Hadis ini mempunyai sanad nan sahih dan matan nan dapat diterima, sehingga dapat dijadikan hujjah bagi umat Islam. Menurut al-Suyuthi asbabul wurud hadis ini adalah mengenai larangan untuk tidak menikah jika dengan argumen mau beragama secara terus menerus, dan tidak mementingkan sikap sosial. Lebih lanjut, sabda mengenai larangan untuk menikah (tabattul) ini nan di kisahkan pada Ustman b Mazh’un terdapat pada riwayat lain. 

لَمَّا كَانَ مِنْ أَمْرِ عُثْمَانَ بْنِ مَظْعُونٍ الَّذِي كَانَ مِنْ تَرْكِ النِّسَاءِ بَعَثَ إِلَيْهِ رَسُولُ اللَّهِ صَلَّى اللَّهُ عَلَيْهِ وَسَلَّمَ فَقَالَ يَا عُثْمَانُ إِنِّي لَمْ أُومَرْ بِالرَّهْبَانِيَّةِ أَرَغِبْتَ عَنْ سُنَّتِي قَالَ لَا يَا رَسُولَ اللَّهِ قَالَ إِنَّ مِنْ سُنَّتِي أَنْ أُصَلِّيَ وَأَنَامَ وَأَصُومَ وَأَطْعَمَ وَأَنْكِحَ

“Ketika terjadi persoalan Utsman bin Mazh’un ialah ketika dia tidak mau menikahi wanita, maka Rasulullah ﷺ mengirim utusan kepadanya untuk mengatakan, “Wahai Utsman, sesungguhnya saya tidak diutus dengan membawa aliran untuk tidak beristeri dan mengurung diri dalam tempat ibadah.

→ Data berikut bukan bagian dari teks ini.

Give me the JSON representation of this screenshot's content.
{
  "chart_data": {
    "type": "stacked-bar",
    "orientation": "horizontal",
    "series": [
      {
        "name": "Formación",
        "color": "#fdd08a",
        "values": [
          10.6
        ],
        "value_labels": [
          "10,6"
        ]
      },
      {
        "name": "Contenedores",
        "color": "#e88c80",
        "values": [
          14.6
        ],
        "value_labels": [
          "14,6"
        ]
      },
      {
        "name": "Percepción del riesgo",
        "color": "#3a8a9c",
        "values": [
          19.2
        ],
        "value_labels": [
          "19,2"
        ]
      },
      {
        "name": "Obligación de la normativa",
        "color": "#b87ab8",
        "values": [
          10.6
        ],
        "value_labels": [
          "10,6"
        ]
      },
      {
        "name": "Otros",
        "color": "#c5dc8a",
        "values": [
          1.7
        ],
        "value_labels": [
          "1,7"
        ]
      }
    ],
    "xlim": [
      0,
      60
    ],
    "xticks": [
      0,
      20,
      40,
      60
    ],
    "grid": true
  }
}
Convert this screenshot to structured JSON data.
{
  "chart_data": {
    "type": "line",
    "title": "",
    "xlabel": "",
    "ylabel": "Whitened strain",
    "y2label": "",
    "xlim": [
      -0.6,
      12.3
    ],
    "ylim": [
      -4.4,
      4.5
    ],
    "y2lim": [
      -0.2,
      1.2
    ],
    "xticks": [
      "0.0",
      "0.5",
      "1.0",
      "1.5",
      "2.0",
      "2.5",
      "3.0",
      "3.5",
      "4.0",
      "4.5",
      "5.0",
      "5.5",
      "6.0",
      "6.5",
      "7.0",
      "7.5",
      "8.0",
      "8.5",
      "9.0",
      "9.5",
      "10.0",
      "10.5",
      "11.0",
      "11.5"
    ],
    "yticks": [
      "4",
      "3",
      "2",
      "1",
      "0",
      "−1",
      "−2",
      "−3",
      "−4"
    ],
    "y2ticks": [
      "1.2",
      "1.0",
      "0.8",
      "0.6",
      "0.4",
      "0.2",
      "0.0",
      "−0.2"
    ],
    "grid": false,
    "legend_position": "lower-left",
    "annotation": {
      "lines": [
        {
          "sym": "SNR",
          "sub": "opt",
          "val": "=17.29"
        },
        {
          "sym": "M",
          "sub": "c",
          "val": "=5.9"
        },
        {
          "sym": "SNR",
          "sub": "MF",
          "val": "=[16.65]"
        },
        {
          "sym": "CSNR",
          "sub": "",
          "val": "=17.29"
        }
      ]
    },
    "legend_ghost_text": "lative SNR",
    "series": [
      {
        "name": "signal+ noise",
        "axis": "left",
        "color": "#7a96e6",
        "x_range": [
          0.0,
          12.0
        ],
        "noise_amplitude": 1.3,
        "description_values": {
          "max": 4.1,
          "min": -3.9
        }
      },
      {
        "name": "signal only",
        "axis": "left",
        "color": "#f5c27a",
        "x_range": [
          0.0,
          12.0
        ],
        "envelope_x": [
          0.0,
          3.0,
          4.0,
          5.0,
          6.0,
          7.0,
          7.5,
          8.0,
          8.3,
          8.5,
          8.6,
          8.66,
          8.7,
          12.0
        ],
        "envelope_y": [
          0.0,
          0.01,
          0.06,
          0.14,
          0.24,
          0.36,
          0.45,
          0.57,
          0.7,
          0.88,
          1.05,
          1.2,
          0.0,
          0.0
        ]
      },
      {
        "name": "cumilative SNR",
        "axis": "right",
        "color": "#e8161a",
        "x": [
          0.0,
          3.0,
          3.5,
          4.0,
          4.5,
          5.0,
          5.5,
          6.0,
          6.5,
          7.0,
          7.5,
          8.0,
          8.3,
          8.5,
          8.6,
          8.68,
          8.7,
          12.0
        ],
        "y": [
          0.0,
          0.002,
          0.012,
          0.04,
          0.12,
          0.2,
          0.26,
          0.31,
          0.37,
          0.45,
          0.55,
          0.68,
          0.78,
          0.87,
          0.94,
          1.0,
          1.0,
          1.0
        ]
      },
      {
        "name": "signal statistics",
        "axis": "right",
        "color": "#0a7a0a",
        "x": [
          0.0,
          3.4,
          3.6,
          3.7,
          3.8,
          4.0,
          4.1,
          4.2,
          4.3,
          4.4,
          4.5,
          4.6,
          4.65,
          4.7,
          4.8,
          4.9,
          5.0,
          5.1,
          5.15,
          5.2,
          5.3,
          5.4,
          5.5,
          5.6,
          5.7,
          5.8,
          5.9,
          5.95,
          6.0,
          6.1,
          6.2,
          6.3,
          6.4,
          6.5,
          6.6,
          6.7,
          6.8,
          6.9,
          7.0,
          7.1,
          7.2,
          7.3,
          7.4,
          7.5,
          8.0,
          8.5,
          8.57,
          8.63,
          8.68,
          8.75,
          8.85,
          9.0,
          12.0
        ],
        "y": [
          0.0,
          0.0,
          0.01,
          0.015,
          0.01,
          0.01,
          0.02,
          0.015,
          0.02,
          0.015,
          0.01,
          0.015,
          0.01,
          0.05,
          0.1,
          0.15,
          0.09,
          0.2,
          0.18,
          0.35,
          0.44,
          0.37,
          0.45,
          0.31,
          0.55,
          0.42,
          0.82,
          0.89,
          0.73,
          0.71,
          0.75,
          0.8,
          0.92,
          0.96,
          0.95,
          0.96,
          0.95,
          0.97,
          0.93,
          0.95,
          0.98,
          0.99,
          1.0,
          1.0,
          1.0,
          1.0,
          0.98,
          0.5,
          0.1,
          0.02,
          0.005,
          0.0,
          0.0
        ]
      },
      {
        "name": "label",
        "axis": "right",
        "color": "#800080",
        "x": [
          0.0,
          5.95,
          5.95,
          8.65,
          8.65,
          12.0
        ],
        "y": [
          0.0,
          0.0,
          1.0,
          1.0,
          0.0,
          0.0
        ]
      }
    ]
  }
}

Apakah engkau tidak suka terhadap sunahku?” Ia berkata, “Tidak wahai Rasulullah.” Beliau bersabda, “Sesungguhnya diantara sunahku adalah melakukan salat dan tidur, berpuasa dan makan, dan menikah(HR. Sunan Al-Darimi, No. 2215). 

Al-Nawawi dalam Syarah Sahih Muslim menjelaskan kata “Tabattul” pada konteks sabda tersebut adalah “menjauhkan diri dari wanita dan tidak menikah lantaran mau terus beragama kepada Allah”. Al-Harawi menguatkan dalam kitab Manazil al-Sairin, bahwa Tabattul bermakna “Memisahkan diri dari segala sesuatu, agar bisa beragama kepada Allah secara total”. Oleh perihal inilah nabi dalam sabda tersebut melarang umatnya untuk bersikap tabattul. 

Jika di telaah secara mendalam pada sabda tersebut terdapat “Al-Ragibta an Sunnati” (Apakah engkau enggan dengan Sunahku). Artinya dalam perihal ini penekanannya bukan terletak pada larangan secara menyeluruh untuk tidak menikah. Akan tetapi jika seseorang tidak menikah lantaran karena “enggan terhadap sunnah Nabi” itulah nan dilarang oleh Nabi Muhammad Saw, lantaran menikah termasuk kepada sunnah Nabi Muhammad Saw.

Dalam sejarahnya, terdapat salah satu ulama, seperti An-Nawawi nan memilih hidup untuk melajang. Namun Al-Nawawi tidak menikah bukan lantaran “enggan terhadap sunnah Nabi”, bakal tetapi lantaran tidak ada waktu untuk menikah dan dalam satu riwayat dia mempunyai penyakit nan tidak bisa memperoleh seorang anak.

Dapat disimpulkan bahwa tidak menikah itu diperbolehkan selama bukan atas dasar “enggan terhadap sabda Nabi” dan juga mempunyai penyakit nan bakal membahayakan dirinya dan orang lain, perihal ini selaras dengan Hadis Nabi riwayat Al-Bukhari No. 1256 nan tidak diperbolehkan mendekati seseorang nan mempunyai penyakit nan berbahaya. Wallahu’alam.